SQL Notes

A place to store my SQL notes and practice problems.

Query Clause Order

SELECT
FROM
WHERE
GROUP BY
HAVING
ORDER BY

Basic SQL Concepts

SELECT

SELECT year, month, west
FROM tutorial.us_housing_units

LIMIT, AS

SELECT year AS "year_built", month, west
FROM tutorial.us_housing_units
LIMIT 20

WHERE

SELECT *
FROM tutorial.us_housing_units
WHERE month_name = 'February'

SELECT *
FROM tutorial.us_housing_units
WHERE month_name < 'o'

This finds all month names that start with N or an earlier letter in alphabet.

Arithmetic

SELECT year, month, west, south,
  (west + south) / 2 AS south_west_avg
FROM tutorial.us_housing_units

This find the average across the south and west columns, per entry.

Logical Operators

LIKE allows you to match similar values, instead of exact values.
ILIKE is the same as LIKE but ignores case
IN allows you to specify a list of values you'd like to include.
BETWEEN allows you to select only rows within a certain range.
IS NULL allows you to select rows that contain no data in a given column.
AND allows you to select only rows that satisfy two conditions.
OR allows you to select rows that satisfy either of two conditions.
NOT allows you to select rows that do not match a certain condition.

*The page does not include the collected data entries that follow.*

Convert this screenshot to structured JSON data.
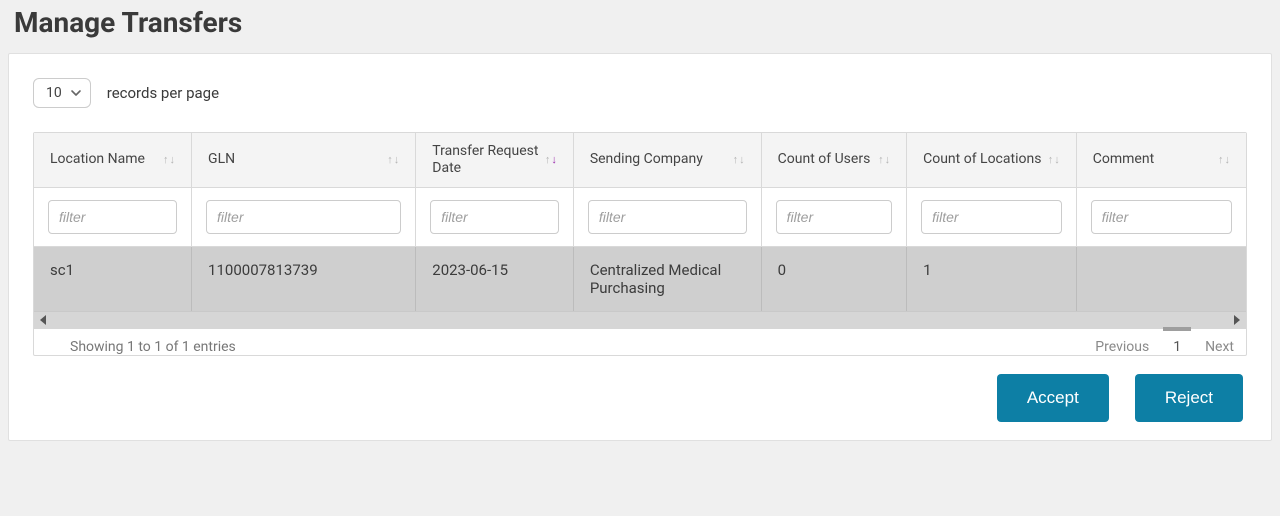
{
  "title": "Manage Transfers",
  "page_size": {
    "value": "10",
    "label": "records per page"
  },
  "columns": [
    {
      "key": "location_name",
      "label": "Location Name",
      "filter_placeholder": "filter",
      "sort": "none"
    },
    {
      "key": "gln",
      "label": "GLN",
      "filter_placeholder": "filter",
      "sort": "none"
    },
    {
      "key": "transfer_date",
      "label": "Transfer Request Date",
      "filter_placeholder": "filter",
      "sort": "desc"
    },
    {
      "key": "sending_company",
      "label": "Sending Company",
      "filter_placeholder": "filter",
      "sort": "none"
    },
    {
      "key": "count_users",
      "label": "Count of Users",
      "filter_placeholder": "filter",
      "sort": "none"
    },
    {
      "key": "count_locations",
      "label": "Count of Locations",
      "filter_placeholder": "filter",
      "sort": "none"
    },
    {
      "key": "comment",
      "label": "Comment",
      "filter_placeholder": "filter",
      "sort": "none"
    }
  ],
  "rows": [
    {
      "location_name": "sc1",
      "gln": "1100007813739",
      "transfer_date": "2023-06-15",
      "sending_company": "Centralized Medical Purchasing",
      "count_users": "0",
      "count_locations": "1",
      "comment": ""
    }
  ],
  "footer": {
    "summary": "Showing 1 to 1 of 1 entries",
    "previous": "Previous",
    "next": "Next",
    "current_page": "1"
  },
  "actions": {
    "accept": "Accept",
    "reject": "Reject"
  }
}
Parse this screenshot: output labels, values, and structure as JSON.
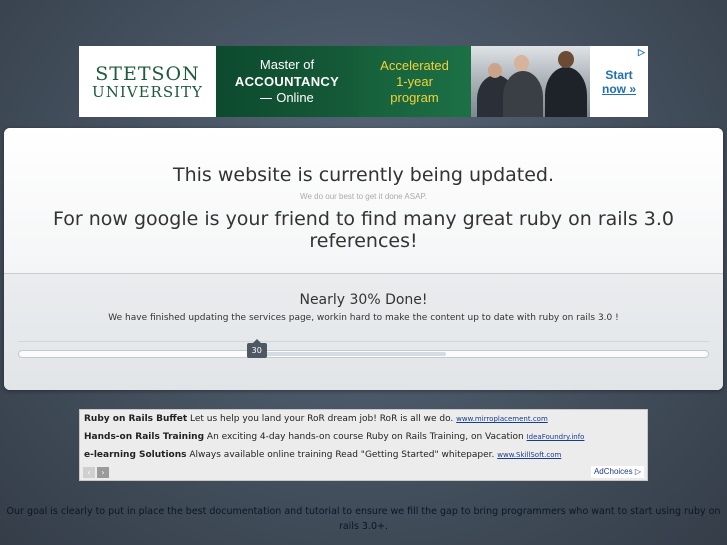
{
  "banner": {
    "logo_line1": "STETSON",
    "logo_line2": "UNIVERSITY",
    "program_line1": "Master of",
    "program_line2": "ACCOUNTANCY",
    "program_line3": "Online",
    "accel_line1": "Accelerated",
    "accel_line2": "1-year",
    "accel_line3": "program",
    "cta_line1": "Start",
    "cta_line2": "now »",
    "ad_arrow": "▷"
  },
  "main": {
    "headline": "This website is currently being updated.",
    "subnote": "We do our best to get it done ASAP.",
    "message": "For now google is your friend to find many great ruby on rails 3.0 references!"
  },
  "progress": {
    "title": "Nearly 30% Done!",
    "description": "We have finished updating the services page, workin hard to make the content up to date with ruby on rails 3.0 !",
    "value": 30,
    "value_label": "30"
  },
  "text_ads": [
    {
      "title": "Ruby on Rails Buffet",
      "text": "Let us help you land your RoR dream job! RoR is all we do.",
      "url": "www.mirroplacement.com"
    },
    {
      "title": "Hands-on Rails Training",
      "text": "An exciting 4-day hands-on course Ruby on Rails Training, on Vacation",
      "url": "IdeaFoundry.info"
    },
    {
      "title": "e-learning Solutions",
      "text": "Always available online training Read \"Getting Started\" whitepaper.",
      "url": "www.SkillSoft.com"
    }
  ],
  "ad_nav": {
    "prev": "‹",
    "next": "›"
  },
  "adchoices": "AdChoices ▷",
  "footer": "Our goal is clearly to put in place the best documentation and tutorial to ensure we fill the gap to bring programmers who want to start using ruby on rails 3.0+."
}
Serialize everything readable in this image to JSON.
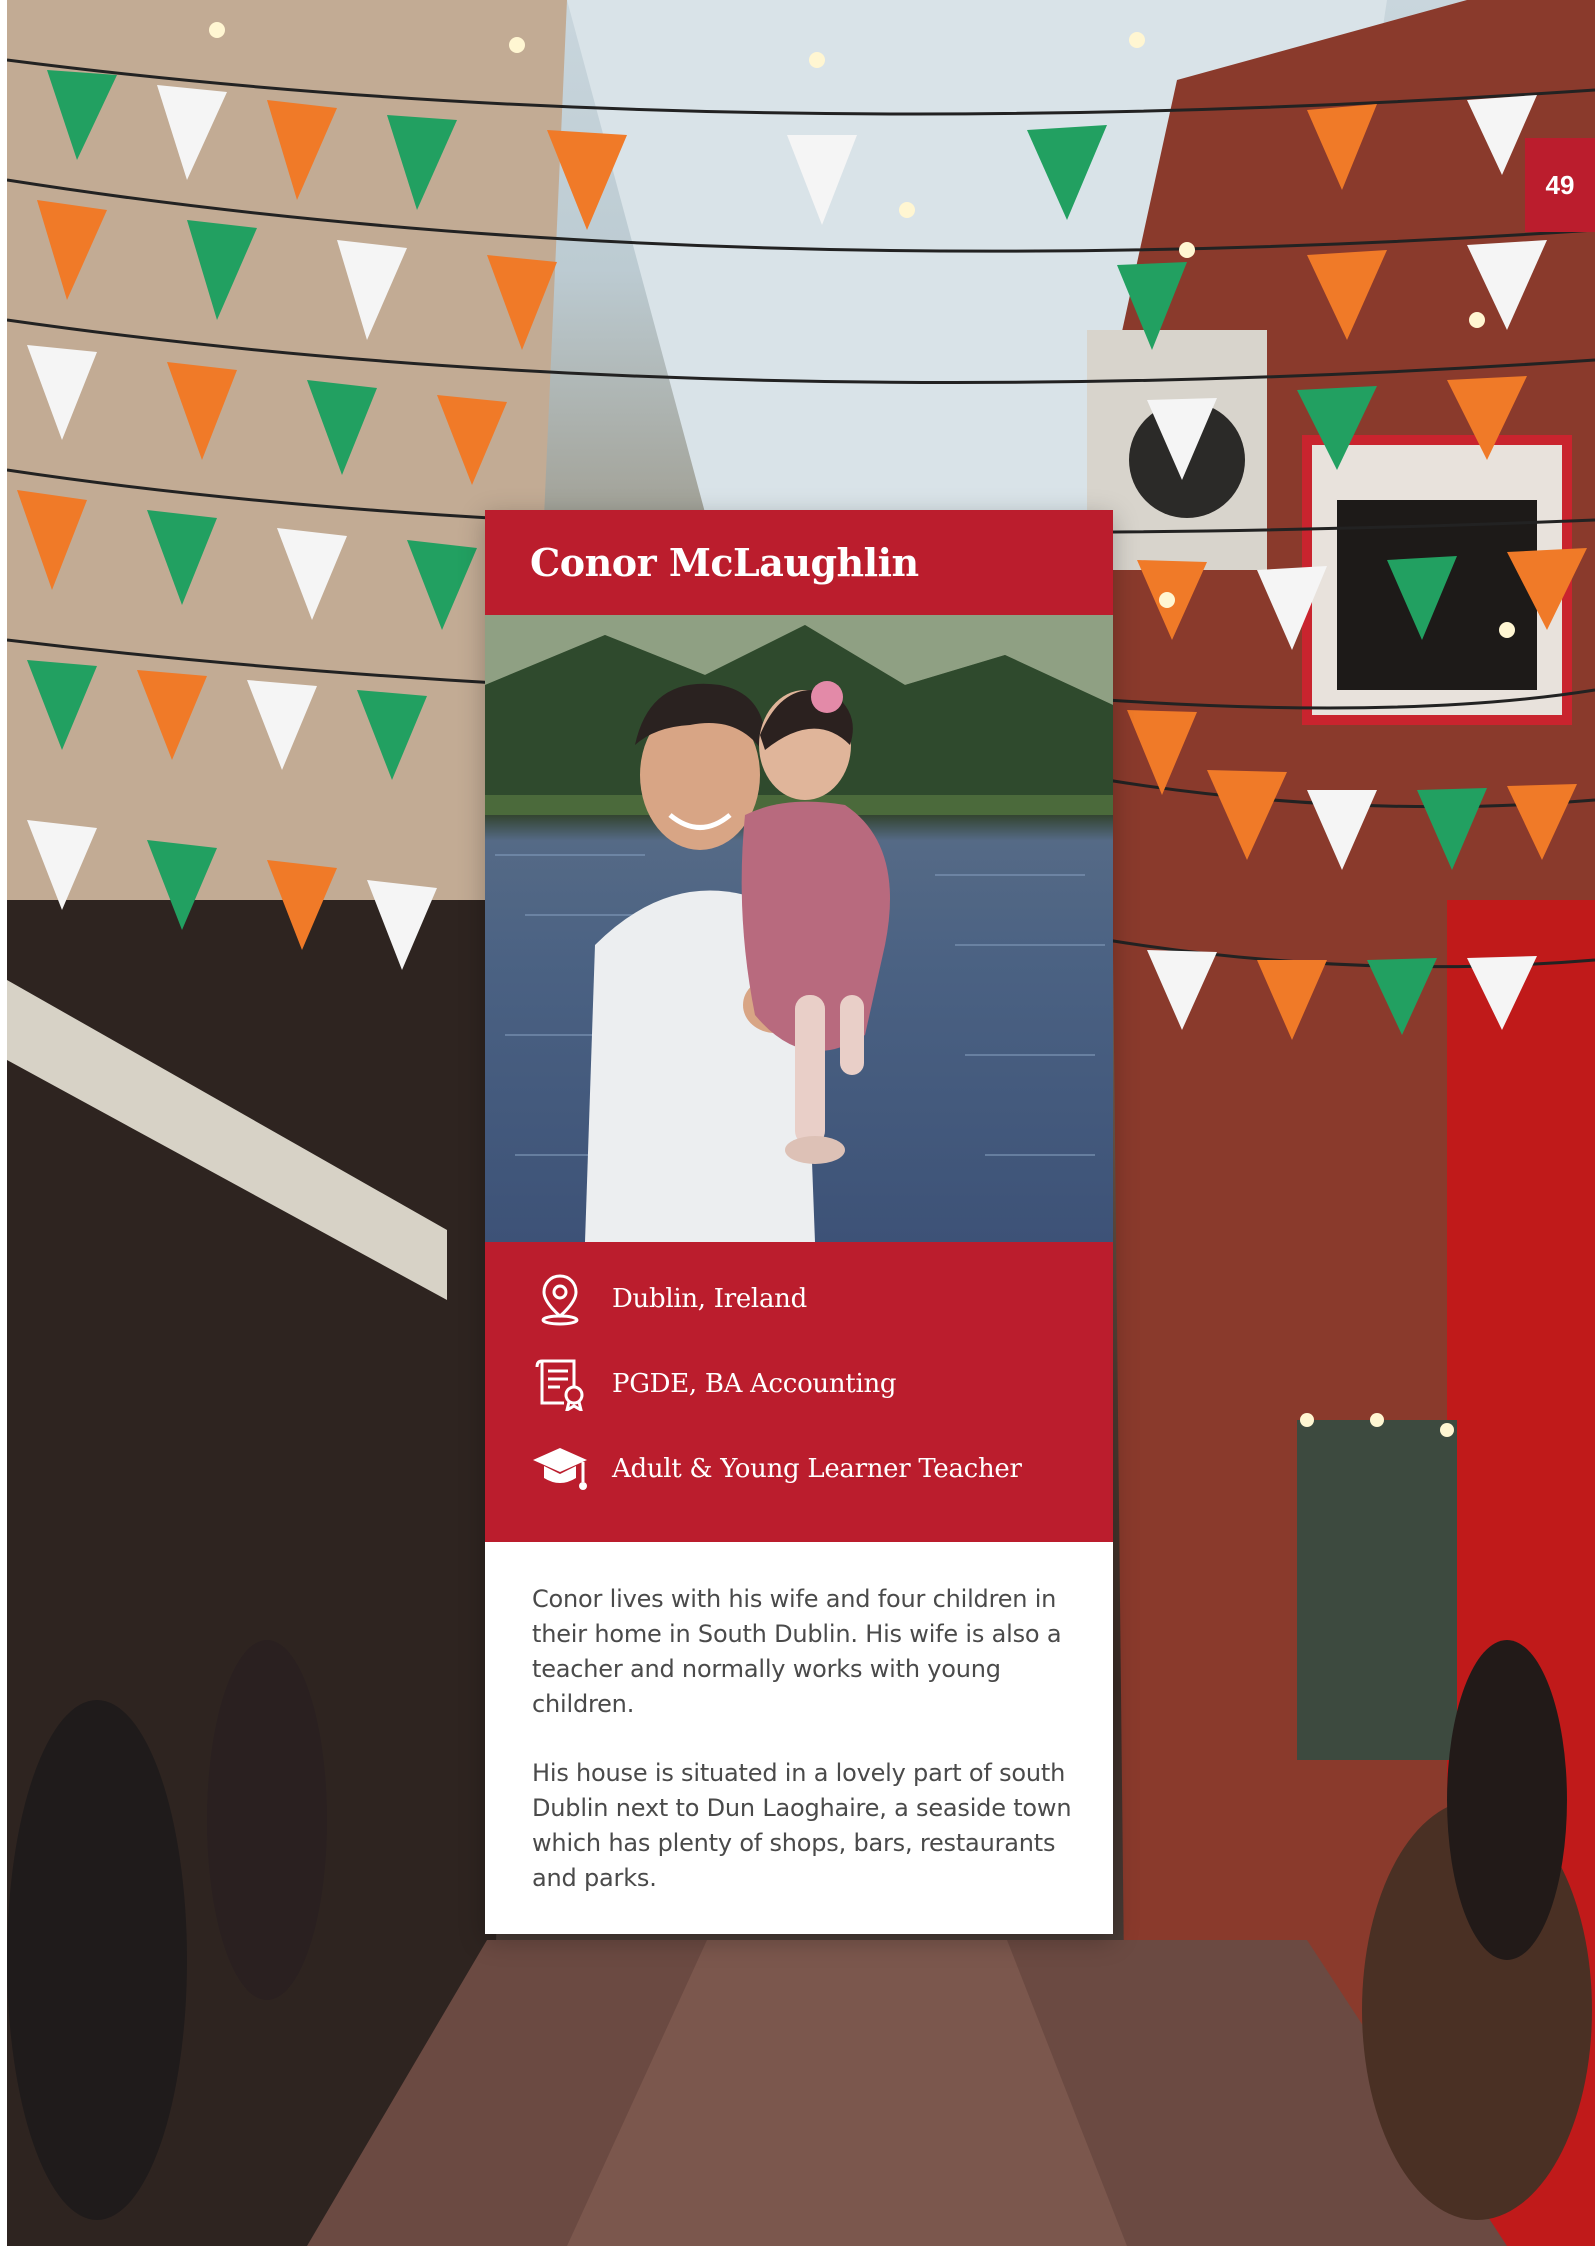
{
  "page": {
    "number": "49"
  },
  "profile": {
    "name": "Conor McLaughlin",
    "details": [
      {
        "icon": "location-pin-icon",
        "text": "Dublin, Ireland"
      },
      {
        "icon": "certificate-icon",
        "text": "PGDE, BA Accounting"
      },
      {
        "icon": "graduation-cap-icon",
        "text": "Adult & Young Learner Teacher"
      }
    ],
    "bio": [
      "Conor lives with his wife and four children in their home in South Dublin. His wife is also a teacher and normally works with young children.",
      "His house is situated in a lovely part of south Dublin next to Dun Laoghaire, a seaside town which has plenty of shops, bars, restaurants and parks."
    ]
  },
  "colors": {
    "accent": "#bb1d2d",
    "card_text": "#ffffff",
    "bio_text": "#4a4a4a"
  }
}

Wild Cards (for string matching)

% = Any set of characters
_ = A single character

IN Operator

IN checks if the entry's column value is included in a given set of values.

SELECT *
FROM tutorial.billboard_top_100_year_end
WHERE artist IN ('Taylor Swift', 'Usher', 'Ludacris')

BETWEEN Operator

BETWEEN matches values that fall within a specified range.

SELECT *
FROM tutorial.billboard_top_100_year_end
WHERE year_rank BETWEEN 5 AND 10

ORDER BY

Sorts rows by a specific column(s). Sorts from smallest to largest by default (Ascending).

Use the DESC keyword after the column name to sort from largest to smallest instead.

SELECT *
FROM tutorial.billboard_top_100_year_end
WHERE year_rank <= 3
ORDER BY year DESC, year_rank

Comments in SQL

--This is a single line comment in SQL


/* Here's

a multi-line

comment in SQL */

Intermediate SQL Concepts

Aggregation functions return a single row with one or many aggregated columns.

COUNT

Place on the SELECT line. Can be used on non-numerical columns.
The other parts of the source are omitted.